KCB takes mantle as Eastern Africa’s largest bank with Ksh1.55 trillion assets

KCB Bank is now Eastern Africa’s largest bank by asset size on the back of an aggressive expansion of foreign subsidiaries.

KCB’s total assets stood at Ksh1.55 trillion in the year ending December, compared to Equity’s total assets of Ksh1.44 trillion, regulatory filings show.

However, KCB trailed Equity in profitability in the period with KCB stating it did not include the full-year profits from its recently acquired subsidiary in DRC.

KCB said it absorbed a loss of Ksh65 million out of the DRC business for the month of December.

Had KCB consequently consolidated a full year, it would have absorbed a profit of Ksh3.2 billion from the Congo unit.

Shareholders of both banking giants will be keenly waiting to see the performance of both lenders when they release their first-quarter results in the near term.

Equity pipped its Kenyan rivals including KCB in the year ended December 2022 when its profit before tax led the Kenyan banking industry at Ksh59.8 billion equivalent to Kshh2.5 billion ahead of KCB’s Ksh57.3 billion.

KCB is also the regional leader in terms of net loans and advances that stood at Ksh863.3 billion, up from Ksh675 billion in 2021.

The disclosures by the two top banks in their annual reports paint a picture of a cutthroat race for control of the banking industry. This comes at a time when the two lenders have embarked on aggressive regional expansion in the last decade as both lenders jostle to grab as much cash to become the region’s banking kings.

KCB chief executive Paul Russo and his Equity counterpart James Mwangi have maintained that the wider eastern Africa region offers an immense opportunity for new growth and signaled plans to continue with their expansion.

According to the regulatory disclosures, KCB’s customer deposits stood at Ksh1.14 trillion ahead of Equity’s Ksh1.05 trillion.

KCB Group and Equity Group are the only two Kenyan-based banks with more than a trillion shillings in customer deposits base.

The gap is even wider in net customer loans with KCB leading the pack with Ksh863 billion, equivalent to Ksh156 billion more than Equity’s Ksh706 billion loan book.

KCB’s shareholder funds stood at Ksh200 billion, ahead of Equity’s Ksh182 billion.

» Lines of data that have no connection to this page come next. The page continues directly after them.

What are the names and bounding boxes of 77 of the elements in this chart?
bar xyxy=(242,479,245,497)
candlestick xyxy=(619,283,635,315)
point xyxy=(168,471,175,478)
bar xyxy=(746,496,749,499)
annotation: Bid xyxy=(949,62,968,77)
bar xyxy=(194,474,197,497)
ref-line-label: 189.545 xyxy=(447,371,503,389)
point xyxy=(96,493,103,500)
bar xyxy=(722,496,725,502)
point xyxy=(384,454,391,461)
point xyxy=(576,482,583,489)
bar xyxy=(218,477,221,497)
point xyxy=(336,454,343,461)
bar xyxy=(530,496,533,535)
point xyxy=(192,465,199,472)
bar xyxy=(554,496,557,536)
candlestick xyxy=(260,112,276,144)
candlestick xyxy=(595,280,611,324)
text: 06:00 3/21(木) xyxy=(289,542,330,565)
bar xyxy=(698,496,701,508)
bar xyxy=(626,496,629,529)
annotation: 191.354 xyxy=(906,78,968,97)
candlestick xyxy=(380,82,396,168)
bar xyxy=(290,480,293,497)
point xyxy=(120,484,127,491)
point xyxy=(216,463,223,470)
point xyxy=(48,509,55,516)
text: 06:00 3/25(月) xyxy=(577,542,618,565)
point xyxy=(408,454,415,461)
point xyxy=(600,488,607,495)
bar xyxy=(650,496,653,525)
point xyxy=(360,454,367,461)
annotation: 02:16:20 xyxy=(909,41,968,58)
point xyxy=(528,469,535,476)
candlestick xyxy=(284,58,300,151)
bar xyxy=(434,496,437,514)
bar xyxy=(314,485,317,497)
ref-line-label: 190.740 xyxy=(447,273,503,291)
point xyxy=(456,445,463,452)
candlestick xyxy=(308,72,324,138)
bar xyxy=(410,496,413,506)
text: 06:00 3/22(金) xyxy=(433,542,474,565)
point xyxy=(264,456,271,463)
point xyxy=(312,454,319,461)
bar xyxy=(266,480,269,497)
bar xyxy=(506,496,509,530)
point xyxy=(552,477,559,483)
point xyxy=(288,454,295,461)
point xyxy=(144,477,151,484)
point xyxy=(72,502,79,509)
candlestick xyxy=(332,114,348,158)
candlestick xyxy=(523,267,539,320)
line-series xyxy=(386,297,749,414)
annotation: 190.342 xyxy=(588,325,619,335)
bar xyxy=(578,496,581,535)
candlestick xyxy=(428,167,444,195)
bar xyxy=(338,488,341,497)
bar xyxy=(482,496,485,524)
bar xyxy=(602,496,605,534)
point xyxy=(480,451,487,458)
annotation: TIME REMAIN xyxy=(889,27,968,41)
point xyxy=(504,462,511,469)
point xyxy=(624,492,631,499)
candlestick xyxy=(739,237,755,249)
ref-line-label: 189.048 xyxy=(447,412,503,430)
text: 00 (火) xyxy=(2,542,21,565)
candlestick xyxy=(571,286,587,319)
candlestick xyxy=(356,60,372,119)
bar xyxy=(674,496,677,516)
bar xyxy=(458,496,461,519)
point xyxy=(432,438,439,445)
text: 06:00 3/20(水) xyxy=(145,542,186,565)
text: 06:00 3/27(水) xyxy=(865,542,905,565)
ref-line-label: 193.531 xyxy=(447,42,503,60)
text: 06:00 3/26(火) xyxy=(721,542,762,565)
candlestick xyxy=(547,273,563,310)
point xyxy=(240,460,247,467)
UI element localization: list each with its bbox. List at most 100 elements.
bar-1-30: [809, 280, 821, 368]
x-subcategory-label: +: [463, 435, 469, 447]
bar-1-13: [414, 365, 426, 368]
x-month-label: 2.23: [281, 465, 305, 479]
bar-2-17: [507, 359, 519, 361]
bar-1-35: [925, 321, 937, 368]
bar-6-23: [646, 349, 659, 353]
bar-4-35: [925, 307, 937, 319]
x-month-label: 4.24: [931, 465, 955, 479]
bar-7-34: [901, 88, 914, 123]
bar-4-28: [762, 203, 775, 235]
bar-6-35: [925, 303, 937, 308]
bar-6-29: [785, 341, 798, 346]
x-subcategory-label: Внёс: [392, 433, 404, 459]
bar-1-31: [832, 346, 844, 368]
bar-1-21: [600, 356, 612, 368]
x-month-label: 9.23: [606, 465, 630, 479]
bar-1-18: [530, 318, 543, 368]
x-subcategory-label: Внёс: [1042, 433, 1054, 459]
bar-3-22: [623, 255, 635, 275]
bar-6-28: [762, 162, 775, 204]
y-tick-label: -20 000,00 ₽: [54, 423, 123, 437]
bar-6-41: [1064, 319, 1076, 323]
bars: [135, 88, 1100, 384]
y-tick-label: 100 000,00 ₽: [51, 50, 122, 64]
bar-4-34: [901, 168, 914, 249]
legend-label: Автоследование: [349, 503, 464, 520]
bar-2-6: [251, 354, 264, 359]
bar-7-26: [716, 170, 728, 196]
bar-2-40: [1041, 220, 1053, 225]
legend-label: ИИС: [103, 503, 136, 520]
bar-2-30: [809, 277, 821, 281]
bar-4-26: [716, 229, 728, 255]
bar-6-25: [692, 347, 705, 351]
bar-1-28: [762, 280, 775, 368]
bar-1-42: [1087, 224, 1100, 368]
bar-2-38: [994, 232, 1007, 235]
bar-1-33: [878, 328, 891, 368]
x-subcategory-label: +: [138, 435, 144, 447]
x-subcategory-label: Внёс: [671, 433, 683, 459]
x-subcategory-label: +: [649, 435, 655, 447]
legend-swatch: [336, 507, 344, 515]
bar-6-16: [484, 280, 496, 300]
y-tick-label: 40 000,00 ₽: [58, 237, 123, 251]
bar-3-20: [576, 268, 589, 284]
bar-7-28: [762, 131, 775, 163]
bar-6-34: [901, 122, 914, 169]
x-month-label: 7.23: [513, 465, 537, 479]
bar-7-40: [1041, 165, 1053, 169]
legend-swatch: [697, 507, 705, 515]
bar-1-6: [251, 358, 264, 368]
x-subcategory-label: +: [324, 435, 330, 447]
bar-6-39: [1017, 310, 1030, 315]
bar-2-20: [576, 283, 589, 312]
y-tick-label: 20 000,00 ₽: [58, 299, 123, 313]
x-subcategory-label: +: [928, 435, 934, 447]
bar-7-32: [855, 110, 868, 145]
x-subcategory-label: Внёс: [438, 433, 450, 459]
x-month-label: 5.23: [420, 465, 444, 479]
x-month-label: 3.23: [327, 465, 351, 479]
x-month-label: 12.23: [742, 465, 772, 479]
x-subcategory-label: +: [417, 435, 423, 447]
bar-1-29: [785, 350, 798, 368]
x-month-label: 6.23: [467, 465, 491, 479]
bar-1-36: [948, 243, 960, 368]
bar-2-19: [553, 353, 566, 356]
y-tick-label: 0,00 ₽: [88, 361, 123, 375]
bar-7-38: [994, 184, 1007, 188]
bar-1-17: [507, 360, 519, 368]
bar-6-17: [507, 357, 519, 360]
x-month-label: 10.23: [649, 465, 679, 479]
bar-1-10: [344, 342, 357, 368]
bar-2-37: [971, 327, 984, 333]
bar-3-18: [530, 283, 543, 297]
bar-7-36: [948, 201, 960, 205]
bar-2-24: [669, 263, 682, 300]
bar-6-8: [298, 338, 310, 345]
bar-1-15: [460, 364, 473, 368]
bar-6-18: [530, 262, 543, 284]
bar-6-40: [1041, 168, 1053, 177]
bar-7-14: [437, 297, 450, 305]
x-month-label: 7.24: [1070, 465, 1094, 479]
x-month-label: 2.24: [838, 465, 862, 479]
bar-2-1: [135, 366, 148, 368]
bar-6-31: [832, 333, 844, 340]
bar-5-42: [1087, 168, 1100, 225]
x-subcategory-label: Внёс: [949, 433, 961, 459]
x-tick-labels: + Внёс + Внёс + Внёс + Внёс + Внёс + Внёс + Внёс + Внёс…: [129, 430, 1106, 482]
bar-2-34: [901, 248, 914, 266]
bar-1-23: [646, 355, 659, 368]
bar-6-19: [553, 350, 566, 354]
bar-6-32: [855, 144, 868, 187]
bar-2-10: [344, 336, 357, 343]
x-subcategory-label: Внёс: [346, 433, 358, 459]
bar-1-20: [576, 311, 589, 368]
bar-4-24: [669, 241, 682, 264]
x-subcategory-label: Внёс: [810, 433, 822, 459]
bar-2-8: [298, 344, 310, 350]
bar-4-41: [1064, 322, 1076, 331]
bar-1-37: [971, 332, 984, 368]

KCB also has the largest branch network in the region. The Bank reported a total of 603 branches in the region in 2022. Which is almost double the footprint Equity reported of 337 in 2021 at a time its Group CEO says branchless banking will be the new normal in the near future.

KCB is also the largest employer in the banking sector with over 11,000 employees across the region.

KCB Bank Kenya total assets stood at Ksh971 billion ahead of Equity’s Ksh894 billion, revenue stood at Ksh93 billion ahead of Equity’s Ksh86 billion.